What the Protocol Requires — and What Comes Next
The shared protocol agreed this week is built around three requirements: a common persistent identifier format for every image file, a standardised rights statement using Creative Commons vocabulary, and a quarterly cross-institutional reconciliation check. The Politecnico di Milano's Department of Design, which has a working relationship with both the Triennale and the Comune, is providing technical consultancy on the identifier scheme. The first reconciliation run is scheduled for October 2026, timed to precede the Olympic media surge.

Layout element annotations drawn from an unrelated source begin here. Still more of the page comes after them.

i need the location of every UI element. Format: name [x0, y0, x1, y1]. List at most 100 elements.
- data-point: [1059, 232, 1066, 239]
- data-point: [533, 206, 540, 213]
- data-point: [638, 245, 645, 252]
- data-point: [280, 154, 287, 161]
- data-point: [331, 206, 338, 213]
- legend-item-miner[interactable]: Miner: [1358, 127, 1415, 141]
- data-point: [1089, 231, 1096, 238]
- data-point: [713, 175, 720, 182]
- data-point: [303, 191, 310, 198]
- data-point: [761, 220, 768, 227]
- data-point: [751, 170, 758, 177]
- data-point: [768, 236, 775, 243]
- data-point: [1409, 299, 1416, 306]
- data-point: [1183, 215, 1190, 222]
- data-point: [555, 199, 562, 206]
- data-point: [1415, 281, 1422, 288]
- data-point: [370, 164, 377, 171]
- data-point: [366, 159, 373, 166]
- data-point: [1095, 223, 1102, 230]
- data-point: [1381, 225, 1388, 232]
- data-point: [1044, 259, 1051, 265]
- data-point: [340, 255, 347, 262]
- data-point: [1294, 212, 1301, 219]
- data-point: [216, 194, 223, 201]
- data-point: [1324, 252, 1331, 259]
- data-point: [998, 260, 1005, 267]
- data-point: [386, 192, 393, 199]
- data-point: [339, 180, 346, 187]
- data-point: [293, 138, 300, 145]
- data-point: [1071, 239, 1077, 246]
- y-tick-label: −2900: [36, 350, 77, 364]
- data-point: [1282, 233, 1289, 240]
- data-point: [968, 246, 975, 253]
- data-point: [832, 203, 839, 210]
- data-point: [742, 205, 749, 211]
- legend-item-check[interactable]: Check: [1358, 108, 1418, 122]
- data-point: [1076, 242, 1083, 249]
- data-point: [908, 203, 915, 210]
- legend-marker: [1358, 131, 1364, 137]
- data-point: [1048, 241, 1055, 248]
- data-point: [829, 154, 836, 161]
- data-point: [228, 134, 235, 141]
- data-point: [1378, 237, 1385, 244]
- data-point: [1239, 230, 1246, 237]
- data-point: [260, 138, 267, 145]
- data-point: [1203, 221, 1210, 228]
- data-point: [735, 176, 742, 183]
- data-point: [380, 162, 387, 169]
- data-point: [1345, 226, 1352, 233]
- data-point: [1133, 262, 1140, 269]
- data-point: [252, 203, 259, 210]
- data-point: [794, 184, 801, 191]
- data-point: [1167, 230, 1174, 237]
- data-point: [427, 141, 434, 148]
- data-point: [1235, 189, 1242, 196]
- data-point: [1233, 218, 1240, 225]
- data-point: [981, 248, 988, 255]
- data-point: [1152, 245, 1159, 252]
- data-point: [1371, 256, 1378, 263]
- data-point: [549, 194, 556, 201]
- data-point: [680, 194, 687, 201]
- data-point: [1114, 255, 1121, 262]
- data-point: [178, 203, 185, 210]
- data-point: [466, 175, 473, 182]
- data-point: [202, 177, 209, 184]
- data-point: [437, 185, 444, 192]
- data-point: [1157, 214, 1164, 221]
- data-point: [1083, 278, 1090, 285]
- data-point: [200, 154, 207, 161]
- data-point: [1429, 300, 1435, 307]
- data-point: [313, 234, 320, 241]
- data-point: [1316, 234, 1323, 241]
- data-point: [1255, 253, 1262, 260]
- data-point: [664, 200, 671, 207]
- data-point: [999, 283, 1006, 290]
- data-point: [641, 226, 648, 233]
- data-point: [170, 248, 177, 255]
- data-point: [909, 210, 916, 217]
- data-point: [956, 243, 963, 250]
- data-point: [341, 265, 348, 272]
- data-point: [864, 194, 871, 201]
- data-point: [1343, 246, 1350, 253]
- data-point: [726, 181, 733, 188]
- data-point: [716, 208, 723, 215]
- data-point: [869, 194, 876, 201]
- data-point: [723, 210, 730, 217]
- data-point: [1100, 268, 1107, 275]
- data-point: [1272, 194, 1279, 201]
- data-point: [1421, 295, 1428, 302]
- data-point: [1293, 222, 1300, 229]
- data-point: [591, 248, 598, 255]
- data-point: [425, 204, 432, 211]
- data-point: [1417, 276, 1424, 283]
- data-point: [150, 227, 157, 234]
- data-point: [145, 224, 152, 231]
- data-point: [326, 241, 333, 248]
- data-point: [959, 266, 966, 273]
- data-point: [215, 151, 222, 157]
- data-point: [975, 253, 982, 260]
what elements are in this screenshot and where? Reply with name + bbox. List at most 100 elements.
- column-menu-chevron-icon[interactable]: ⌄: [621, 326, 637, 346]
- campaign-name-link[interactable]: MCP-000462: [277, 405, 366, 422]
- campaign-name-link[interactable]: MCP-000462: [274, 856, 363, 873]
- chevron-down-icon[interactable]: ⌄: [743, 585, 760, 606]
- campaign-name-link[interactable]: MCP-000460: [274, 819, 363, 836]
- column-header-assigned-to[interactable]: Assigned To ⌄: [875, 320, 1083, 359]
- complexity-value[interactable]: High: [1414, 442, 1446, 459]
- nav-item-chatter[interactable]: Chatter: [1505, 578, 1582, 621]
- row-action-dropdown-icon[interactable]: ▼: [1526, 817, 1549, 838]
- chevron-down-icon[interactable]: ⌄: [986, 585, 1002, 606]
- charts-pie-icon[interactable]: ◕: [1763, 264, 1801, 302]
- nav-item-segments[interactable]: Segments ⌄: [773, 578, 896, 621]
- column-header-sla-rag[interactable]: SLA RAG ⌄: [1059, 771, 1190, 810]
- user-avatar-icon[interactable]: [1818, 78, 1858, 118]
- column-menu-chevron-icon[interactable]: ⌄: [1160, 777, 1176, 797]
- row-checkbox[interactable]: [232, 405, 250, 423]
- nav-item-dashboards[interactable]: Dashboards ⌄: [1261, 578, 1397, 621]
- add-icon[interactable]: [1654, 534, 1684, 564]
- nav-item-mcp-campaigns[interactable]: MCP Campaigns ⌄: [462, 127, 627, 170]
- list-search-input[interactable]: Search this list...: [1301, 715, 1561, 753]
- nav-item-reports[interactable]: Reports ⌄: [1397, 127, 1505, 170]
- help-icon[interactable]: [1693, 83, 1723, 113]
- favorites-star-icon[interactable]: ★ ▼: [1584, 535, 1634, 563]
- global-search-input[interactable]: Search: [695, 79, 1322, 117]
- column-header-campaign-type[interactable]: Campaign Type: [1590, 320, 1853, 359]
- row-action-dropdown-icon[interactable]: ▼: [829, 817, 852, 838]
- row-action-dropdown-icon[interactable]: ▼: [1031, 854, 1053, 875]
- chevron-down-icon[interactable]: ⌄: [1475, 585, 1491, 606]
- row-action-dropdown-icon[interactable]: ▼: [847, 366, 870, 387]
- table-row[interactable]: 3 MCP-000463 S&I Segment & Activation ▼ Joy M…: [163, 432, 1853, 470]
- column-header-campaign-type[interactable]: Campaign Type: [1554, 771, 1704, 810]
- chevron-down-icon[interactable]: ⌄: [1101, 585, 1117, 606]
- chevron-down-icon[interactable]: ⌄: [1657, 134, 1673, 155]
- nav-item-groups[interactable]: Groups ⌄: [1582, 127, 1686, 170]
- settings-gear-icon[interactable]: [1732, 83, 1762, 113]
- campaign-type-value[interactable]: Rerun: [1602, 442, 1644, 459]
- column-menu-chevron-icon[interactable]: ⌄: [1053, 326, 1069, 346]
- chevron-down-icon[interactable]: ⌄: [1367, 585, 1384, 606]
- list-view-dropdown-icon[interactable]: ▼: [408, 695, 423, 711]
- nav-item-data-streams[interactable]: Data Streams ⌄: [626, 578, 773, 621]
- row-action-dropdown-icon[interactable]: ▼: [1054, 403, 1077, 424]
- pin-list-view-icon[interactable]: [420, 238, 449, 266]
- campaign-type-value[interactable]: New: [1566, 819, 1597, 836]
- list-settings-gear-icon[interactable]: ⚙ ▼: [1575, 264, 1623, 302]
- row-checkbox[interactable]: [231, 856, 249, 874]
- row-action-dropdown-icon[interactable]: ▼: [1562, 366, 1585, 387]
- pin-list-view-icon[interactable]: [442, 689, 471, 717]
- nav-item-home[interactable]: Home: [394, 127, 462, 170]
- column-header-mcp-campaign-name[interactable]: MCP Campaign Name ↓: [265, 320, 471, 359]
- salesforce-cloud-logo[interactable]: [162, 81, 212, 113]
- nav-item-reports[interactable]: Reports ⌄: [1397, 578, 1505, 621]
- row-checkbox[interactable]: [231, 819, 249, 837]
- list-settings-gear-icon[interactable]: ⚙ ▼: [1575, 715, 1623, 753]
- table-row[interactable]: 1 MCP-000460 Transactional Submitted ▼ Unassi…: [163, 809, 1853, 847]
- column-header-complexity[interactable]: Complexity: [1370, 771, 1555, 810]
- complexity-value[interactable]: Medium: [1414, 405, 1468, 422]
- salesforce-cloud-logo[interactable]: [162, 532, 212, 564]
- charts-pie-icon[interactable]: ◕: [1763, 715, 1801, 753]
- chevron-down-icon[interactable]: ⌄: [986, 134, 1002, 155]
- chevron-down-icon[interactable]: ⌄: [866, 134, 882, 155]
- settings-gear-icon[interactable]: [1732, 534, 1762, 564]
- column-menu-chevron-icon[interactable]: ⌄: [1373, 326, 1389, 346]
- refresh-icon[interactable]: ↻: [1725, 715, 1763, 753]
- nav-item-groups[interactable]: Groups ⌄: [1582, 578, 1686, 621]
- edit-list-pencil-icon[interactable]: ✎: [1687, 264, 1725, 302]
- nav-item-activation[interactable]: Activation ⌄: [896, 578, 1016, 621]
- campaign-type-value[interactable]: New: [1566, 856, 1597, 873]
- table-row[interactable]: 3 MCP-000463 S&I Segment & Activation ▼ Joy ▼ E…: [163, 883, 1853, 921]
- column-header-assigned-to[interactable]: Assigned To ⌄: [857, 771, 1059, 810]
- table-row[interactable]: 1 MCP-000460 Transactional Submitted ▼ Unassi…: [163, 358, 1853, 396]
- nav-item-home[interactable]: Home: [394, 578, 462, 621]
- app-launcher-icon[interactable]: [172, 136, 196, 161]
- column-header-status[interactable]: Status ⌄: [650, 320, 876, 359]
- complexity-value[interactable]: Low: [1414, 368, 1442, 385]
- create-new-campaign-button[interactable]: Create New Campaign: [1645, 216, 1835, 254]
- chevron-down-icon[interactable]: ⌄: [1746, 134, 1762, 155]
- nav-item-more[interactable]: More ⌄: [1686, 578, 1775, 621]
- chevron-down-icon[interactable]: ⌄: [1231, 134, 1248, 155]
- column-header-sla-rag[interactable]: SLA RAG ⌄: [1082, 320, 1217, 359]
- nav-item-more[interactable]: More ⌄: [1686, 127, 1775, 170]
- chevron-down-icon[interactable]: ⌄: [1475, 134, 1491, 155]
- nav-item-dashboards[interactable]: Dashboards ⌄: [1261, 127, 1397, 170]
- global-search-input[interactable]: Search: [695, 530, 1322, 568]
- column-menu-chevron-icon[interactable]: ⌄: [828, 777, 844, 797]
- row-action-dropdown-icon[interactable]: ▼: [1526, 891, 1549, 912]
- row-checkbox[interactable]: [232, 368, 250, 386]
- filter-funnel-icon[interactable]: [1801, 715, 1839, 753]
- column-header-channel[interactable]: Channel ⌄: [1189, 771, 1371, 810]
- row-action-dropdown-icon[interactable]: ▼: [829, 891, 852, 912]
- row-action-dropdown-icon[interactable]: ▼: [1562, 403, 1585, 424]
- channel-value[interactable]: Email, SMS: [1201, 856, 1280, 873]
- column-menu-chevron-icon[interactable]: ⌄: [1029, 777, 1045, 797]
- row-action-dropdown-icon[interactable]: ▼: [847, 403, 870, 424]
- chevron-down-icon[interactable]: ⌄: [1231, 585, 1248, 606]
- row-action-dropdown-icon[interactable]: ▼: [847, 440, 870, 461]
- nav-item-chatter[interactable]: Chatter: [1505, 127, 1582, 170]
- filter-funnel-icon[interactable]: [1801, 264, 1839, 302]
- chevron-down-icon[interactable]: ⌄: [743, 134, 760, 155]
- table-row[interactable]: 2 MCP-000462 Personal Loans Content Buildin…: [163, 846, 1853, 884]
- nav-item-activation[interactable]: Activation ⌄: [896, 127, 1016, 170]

For anyone who uses these archives — designers sourcing historical reference imagery along Via Tortona, researchers at the Biblioteca Nazionale Braidense on Via del Senato, or journalists pulling archival photographs — the practical advice for now is straightforward. Cross-reference any image pulled from a civic digital catalogue against at least one secondary source before publishing or licensing. Check the catalogue entry date: records created or updated before January 2025 carry the highest duplication risk. And if you find a clear duplicate during your own searches, the Archivio Civico Fotografico has an active feedback form on its portal — staff say they are processing submissions within ten working days. The cleanup is real, it is moving, and by early 2027, the collections should finally start to look like the world-class resources they were always meant to be.